Navigating the Migration Journey

If contemplating a deployment for your enterprise, consider how user analytics can help make your project a success, with the following processes:

Before:

  • Analyze current workflow roadblocks and less than optimum processes
  • Identify which processes are most widely used
  • Build out project scenarios with the greatest impact and develop business use cases with the most compelling ROI
  • Set up specific criteria for success

During:

  • Gather user data for the design thinking process
  • Monitor and troubleshoot any new processes during the early stages, before full implementation

After:

  • Ensure users are adopting and correctly using the new enterprise platform
  • Compare KPIs pre- and post- implementation to gauge improvements

If I Build It, Will They Come?

Upon completion of your enterprise deployment, the operational improvement journey isn’t yet over. You now need to monitor to what extent users have properly adopted the new software and are using it successfully. Data-driven intelligence on how the applications are actually being used will give you visibility into where and how employees are experiencing bottlenecks and efficiencies, and where adoption rates are lagging.

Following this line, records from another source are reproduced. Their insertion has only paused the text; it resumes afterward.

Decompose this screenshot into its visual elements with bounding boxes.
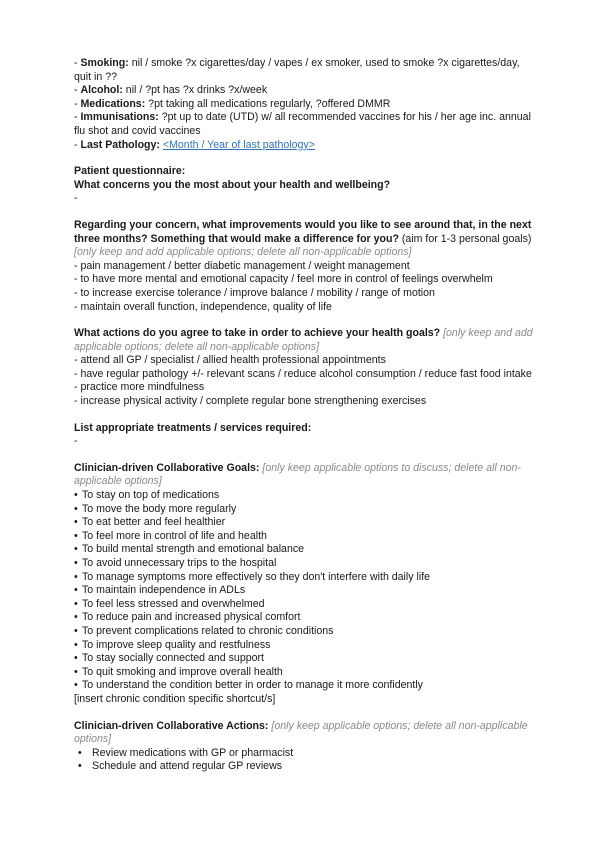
goal-item: • To feel less stressed and overwhelmed [74,598,538,612]
actions-heading: Clinician-driven Collaborative Actions: [74,719,269,732]
answer-concerns: - [74,192,78,205]
question-actions-note: [only keep and add applicable options; delete all non-applicable options] [74,327,533,353]
list-item: - to have more mental and emotional capacity / feel more in control of feelings overwhelm [74,273,493,286]
list-item: - have regular pathology +/- relevant scans / reduce alcohol consumption / reduce fast food intake [74,367,532,380]
pathology-link[interactable]: <Month / Year of last pathology> [162,138,315,151]
goals-list [74,489,538,693]
list-item: - to increase exercise tolerance / improve balance / mobility / range of motion [74,286,435,299]
goal-item: • To reduce pain and increased physical comfort [74,611,538,625]
question-improvements [74,219,538,260]
pathology-line: - Last Pathology: <Month / Year of last pathology> [74,138,315,151]
goal-item: • To improve sleep quality and restfulness [74,639,538,653]
question-concerns: What concerns you the most about your health and wellbeing? [74,178,391,191]
medications-line: - Medications: ?pt taking all medications regularly, ?offered DMMR [74,97,391,110]
goal-item: • To understand the condition better in order to manage it more confidently [74,679,538,693]
actions-heading-line [74,720,538,747]
goal-item: • To stay socially connected and support [74,652,538,666]
goal-item: • To move the body more regularly [74,503,538,517]
alcohol-line: - Alcohol: nil / ?pt has ?x drinks ?x/week [74,84,268,97]
goals-heading: Clinician-driven Collaborative Goals: [74,461,260,474]
answer-treatments: - [74,435,78,448]
question-improvements-text: Regarding your concern, what improvements would you like to see around that, in the next three months? Something that would make a difference for you? [74,218,532,245]
list-item: - increase physical activity / complete regular bone strengthening exercises [74,395,427,408]
goal-item: • To avoid unnecessary trips to the hospital [74,557,538,571]
goal-item: • To quit smoking and improve overall health [74,666,538,680]
goal-item: • To stay on top of medications [74,489,538,503]
smoking-line: - Smoking: nil / smoke ?x cigarettes/day / vapes / ex smoker, used to smoke ?x cigarettes/day, quit in ?? [74,57,520,83]
goal-item: • To maintain independence in ADLs [74,584,538,598]
goals-footer: [insert chronic condition specific shortcut/s] [74,692,276,705]
question-actions-text: What actions do you agree to take in order to achieve your health goals? [74,327,441,340]
actions-list [74,747,538,774]
question-improvements-note: [only keep and add applicable options; delete all non-applicable options] [74,246,412,259]
medications-label: Medications: [80,97,146,110]
alcohol-label: Alcohol: [80,84,123,97]
alcohol-text: nil / ?pt has ?x drinks ?x/week [122,84,268,97]
goal-item: • To prevent complications related to chronic conditions [74,625,538,639]
question-improvements-aim: (aim for 1-3 personal goals) [398,232,532,245]
smoking-label: Smoking: [80,57,129,69]
goal-item: • To build mental strength and emotional balance [74,543,538,557]
list-item: - maintain overall function, independence, quality of life [74,300,332,313]
list-item: - attend all GP / specialist / allied health professional appointments [74,354,386,367]
smoking-text: nil / smoke ?x cigarettes/day / vapes / ex smoker, used to smoke ?x cigarettes/day, quit in ?? [74,57,520,83]
medications-text: ?pt taking all medications regularly, ?offered DMMR [145,97,391,110]
questionnaire-heading: Patient questionnaire: [74,165,186,178]
actions-note: [only keep applicable options; delete all non-applicable options] [74,719,528,746]
goal-item: • To manage symptoms more effectively so they don't interfere with daily life [74,571,538,585]
immunisations-label: Immunisations: [80,111,159,124]
goals-note: [only keep applicable options to discuss; delete all non-applicable options] [74,461,521,488]
immunisations-text: ?pt up to date (UTD) w/ all recommended vaccines for his / her age inc. annual flu shot and covid vaccines [74,111,531,137]
action-item: • Review medications with GP or pharmacist [74,747,538,761]
list-item: - pain management / better diabetic management / weight management [74,259,410,272]
question-treatments: List appropriate treatments / services required: [74,421,312,434]
immunisations-line: - Immunisations: ?pt up to date (UTD) w/ all recommended vaccines for his / her age inc. annual flu shot and covid vaccines [74,111,531,137]
goal-item: • To feel more in control of life and health [74,530,538,544]
action-item: • Schedule and attend regular GP reviews [74,760,538,774]
goals-heading-line [74,462,538,489]
goal-item: • To eat better and feel healthier [74,516,538,530]
list-item: - practice more mindfulness [74,381,205,394]
pathology-label: Last Pathology: [80,138,160,151]
question-actions [74,327,538,354]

In short, even though your organization is in run mode, there’s still a lot of work to be done to uncover both realized benefits and ongoing challenges like these:

  • Are there any process inefficiencies causing us to lose money?
  • Are users adopting slower than expected in any areas?
  • In which ways has performance changed, either positively or negatively?
  • Are there areas where software performance could be further improved?
  • Which specific workflow steps are leading to user errors?

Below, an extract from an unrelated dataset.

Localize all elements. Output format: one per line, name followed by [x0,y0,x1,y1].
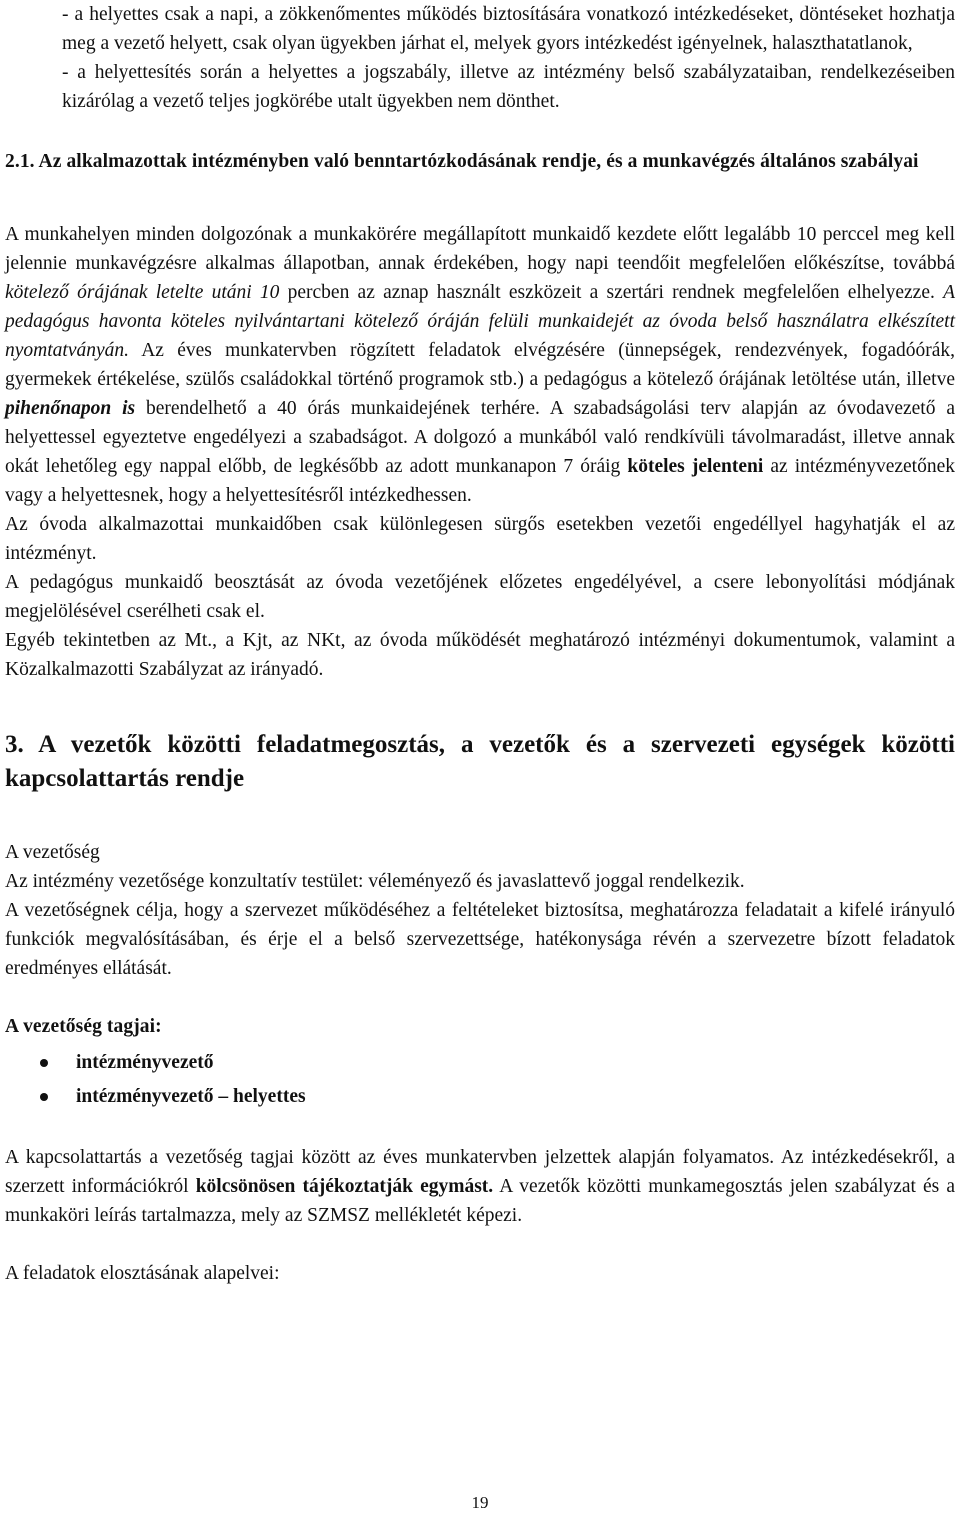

One of your primary goals should be to reduce employee service costs while sustaining or, even better, improving productivity. You can accomplish this by collecting and analyzing data that:

  • Outlines how users are interfacing with applications and detects usability issues
  • Evaluates the speed of software response in order to detect system problems
  • Determines specific employee training needs in order to improve ROI
  • Allows executives to better understand how applications are being used and adopted
  • Lowers costs by decreasing the need for help desk support

According to IDCOpens a new window , organizations that analyze relevant data and deliver actionable information will achieve productivity gains that equal $430 billion over their peers. Having detailed analytics at your fingertips not only increases user productivity, it lowers the risk of performance degradation in complex systems, even when the makeup of your workforce undergoes rapid change.

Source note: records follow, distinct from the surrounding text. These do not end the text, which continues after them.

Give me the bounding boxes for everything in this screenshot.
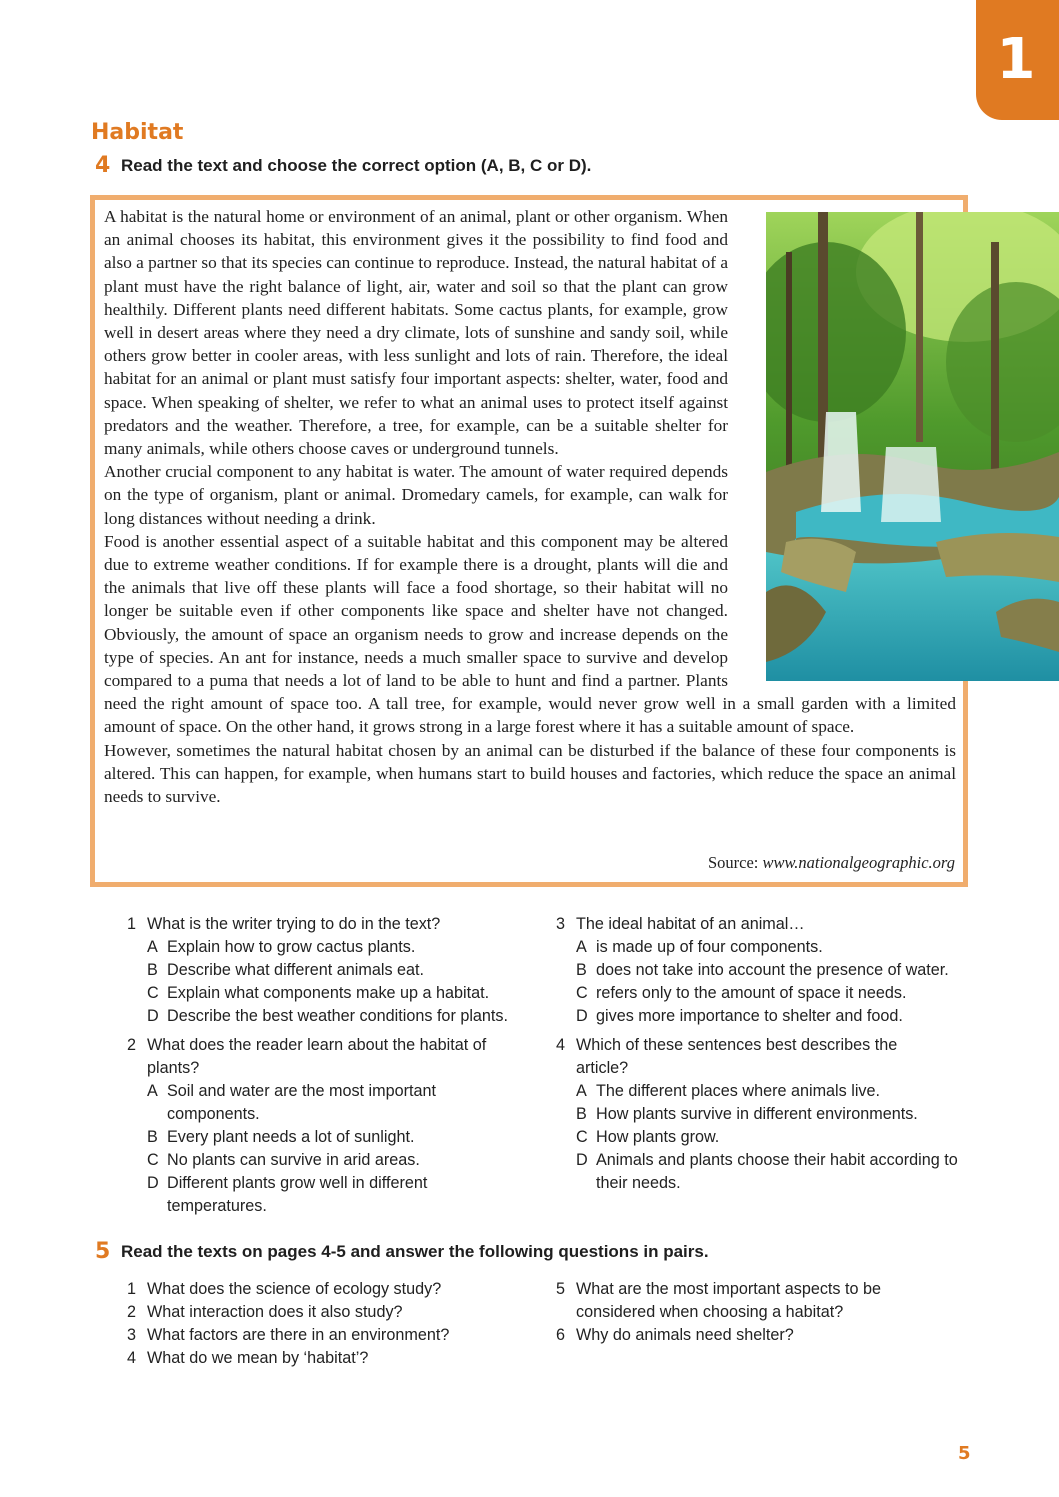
option-letter: D	[147, 1174, 159, 1192]
question-text: What does the science of ecology study?	[147, 1280, 442, 1298]
question-2	[127, 1301, 532, 1324]
exercise-number: 4	[95, 153, 111, 178]
question-2	[127, 1034, 532, 1218]
option-text: Explain how to grow cactus plants.	[167, 938, 416, 956]
question-number: 2	[127, 1036, 137, 1054]
question-text: What factors are there in an environment?	[147, 1326, 450, 1344]
option-letter: D	[576, 1007, 588, 1025]
exercise-5-left-column	[127, 1278, 532, 1370]
option-a	[147, 1080, 532, 1126]
option-c	[576, 1126, 976, 1149]
option-text: How plants survive in different environments.	[596, 1105, 918, 1123]
option-letter: A	[147, 1082, 158, 1100]
option-text: Animals and plants choose their habit according to their needs.	[596, 1151, 958, 1192]
option-letter: B	[147, 961, 158, 979]
chapter-tab: 1	[976, 0, 1059, 120]
question-text: What is the writer trying to do in the text?	[147, 915, 441, 933]
option-c	[147, 982, 532, 1005]
option-d	[576, 1005, 976, 1028]
option-text: Every plant needs a lot of sunlight.	[167, 1128, 415, 1146]
question-1	[127, 1278, 532, 1301]
question-number: 3	[127, 1326, 137, 1344]
option-letter: C	[147, 1151, 159, 1169]
option-text: How plants grow.	[596, 1128, 720, 1146]
photo-spacer	[746, 205, 956, 675]
question-text: Why do animals need shelter?	[576, 1326, 794, 1344]
option-b	[147, 1126, 532, 1149]
option-letter: D	[576, 1151, 588, 1169]
option-letter: A	[576, 938, 587, 956]
option-c	[576, 982, 976, 1005]
question-number: 2	[127, 1303, 137, 1321]
option-text: does not take into account the presence of water.	[596, 961, 949, 979]
option-text: Explain what components make up a habitat.	[167, 984, 490, 1002]
exercise-4-heading	[95, 153, 591, 178]
article-paragraph: However, sometimes the natural habitat chosen by an animal can be disturbed if the balance of these four components is altered. This can happen, for example, when humans start to build houses and factories, which reduce the space an animal needs to survive.	[104, 740, 956, 807]
question-number: 1	[127, 915, 137, 933]
exercise-number: 5	[95, 1239, 111, 1264]
option-text: Describe what different animals eat.	[167, 961, 425, 979]
question-text: What are the most important aspects to be considered when choosing a habitat?	[576, 1280, 882, 1321]
article-paragraph: Another crucial component to any habitat is water. The amount of water required depends on the type of organism, plant or animal. Dromedary camels, for example, can walk for long distances without needing a drink.	[104, 462, 728, 528]
question-4	[556, 1034, 976, 1195]
question-text: The ideal habitat of an animal…	[576, 915, 805, 933]
exercise-5-right-column	[556, 1278, 936, 1347]
option-c	[147, 1149, 532, 1172]
article-paragraph: A habitat is the natural home or environment of an animal, plant or other organism. When an animal chooses its habitat, this environment gives it the possibility to find food and also a partner so that its species can continue to reproduce. Instead, the natural habitat of a plant must have the right balance of light, air, water and soil so that the plant can grow healthily. Different plants need different habitats. Some cactus plants, for example, grow well in desert areas where they need a dry climate, lots of sunshine and sandy soil, while others grow better in cooler areas, with less sunlight and lots of rain. Therefore, the ideal habitat for an animal or plant must satisfy four important aspects: shelter, water, food and space. When speaking of shelter, we refer to what an animal uses to protect itself against predators and the weather. Therefore, a tree, for example, can be a suitable shelter for many animals, while others choose caves or underground tunnels.	[104, 207, 728, 459]
exercise-instruction: Read the texts on pages 4-5 and answer the following questions in pairs.	[121, 1242, 709, 1261]
option-d	[147, 1172, 532, 1218]
option-letter: B	[576, 1105, 587, 1123]
question-5	[556, 1278, 936, 1324]
exercise-5-heading	[95, 1239, 709, 1264]
option-b	[576, 959, 976, 982]
option-b	[576, 1103, 976, 1126]
option-text: No plants can survive in arid areas.	[167, 1151, 420, 1169]
option-letter: A	[576, 1082, 587, 1100]
exercise-4-right-column	[556, 913, 976, 1201]
question-3	[556, 913, 976, 1028]
question-text: Which of these sentences best describes the article?	[576, 1036, 898, 1077]
option-a	[576, 936, 976, 959]
question-number: 4	[556, 1036, 566, 1054]
exercise-instruction: Read the text and choose the correct option (A, B, C or D).	[121, 156, 592, 175]
section-title: Habitat	[91, 120, 184, 145]
option-text: Soil and water are the most important components.	[167, 1082, 437, 1123]
question-text: What does the reader learn about the habitat of plants?	[147, 1036, 487, 1077]
question-1	[127, 913, 532, 1028]
question-3	[127, 1324, 532, 1347]
question-number: 3	[556, 915, 566, 933]
option-b	[147, 959, 532, 982]
option-letter: A	[147, 938, 158, 956]
question-number: 4	[127, 1349, 137, 1367]
question-6	[556, 1324, 936, 1347]
option-letter: D	[147, 1007, 159, 1025]
option-a	[147, 936, 532, 959]
option-d	[147, 1005, 532, 1028]
option-text: Describe the best weather conditions for plants.	[167, 1007, 509, 1025]
option-text: gives more importance to shelter and food.	[596, 1007, 903, 1025]
question-text: What do we mean by ‘habitat’?	[147, 1349, 369, 1367]
option-text: Different plants grow well in different temperatures.	[167, 1174, 428, 1215]
article-text	[104, 205, 956, 808]
question-4	[127, 1347, 532, 1370]
article-source	[708, 853, 955, 873]
question-text: What interaction does it also study?	[147, 1303, 403, 1321]
option-a	[576, 1080, 976, 1103]
question-number: 1	[127, 1280, 137, 1298]
option-letter: C	[576, 1128, 588, 1146]
question-number: 6	[556, 1326, 566, 1344]
question-number: 5	[556, 1280, 566, 1298]
exercise-4-left-column	[127, 913, 532, 1224]
option-text: refers only to the amount of space it needs.	[596, 984, 907, 1002]
option-letter: C	[576, 984, 588, 1002]
option-letter: B	[576, 961, 587, 979]
option-text: The different places where animals live.	[596, 1082, 881, 1100]
article-paragraph: Food is another essential aspect of a suitable habitat and this component may be altered due to extreme weather conditions. If for example there is a drought, plants will die and the animals that live off these plants will face a food shortage, so their habitat will no longer be suitable even if other components like space and shelter have not changed. Obviously, the amount of space an organism needs to grow and increase depends on the type of species. An ant for instance, needs a much smaller space to survive and develop compared to a puma that needs a lot of land to be able to hunt and find a partner. Plants need the right amount of space too. A tall tree, for example, would never grow well in a small garden with a limited amount of space. On the other hand, it grows strong in a large forest where it has a suitable amount of space.	[104, 531, 956, 737]
option-letter: B	[147, 1128, 158, 1146]
option-d	[576, 1149, 976, 1195]
option-text: is made up of four components.	[596, 938, 823, 956]
source-url: www.nationalgeographic.org	[762, 853, 955, 872]
option-letter: C	[147, 984, 159, 1002]
source-label: Source:	[707, 853, 759, 872]
page-number: 5	[958, 1443, 971, 1464]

Using data analytics after a deployment allows executives to hone in on whether their employees have successfully adopted the new applications. Only by looking at these statistics can you properly attend to any remaining issues – whether through removing unnecessary process steps, eliminating prompts that slow productivity, or clarifying changes in a more effective manner.

With improved user adoption, you will see:

  • Improved return on investment
  • Reduced end-user support issues
  • Increased user efficiency and productivity
  • Improved user satisfaction, which translates into…
  • Better service for your customers

Remember: if there’s no way to measure it, there definitely won’t be a way to manage it.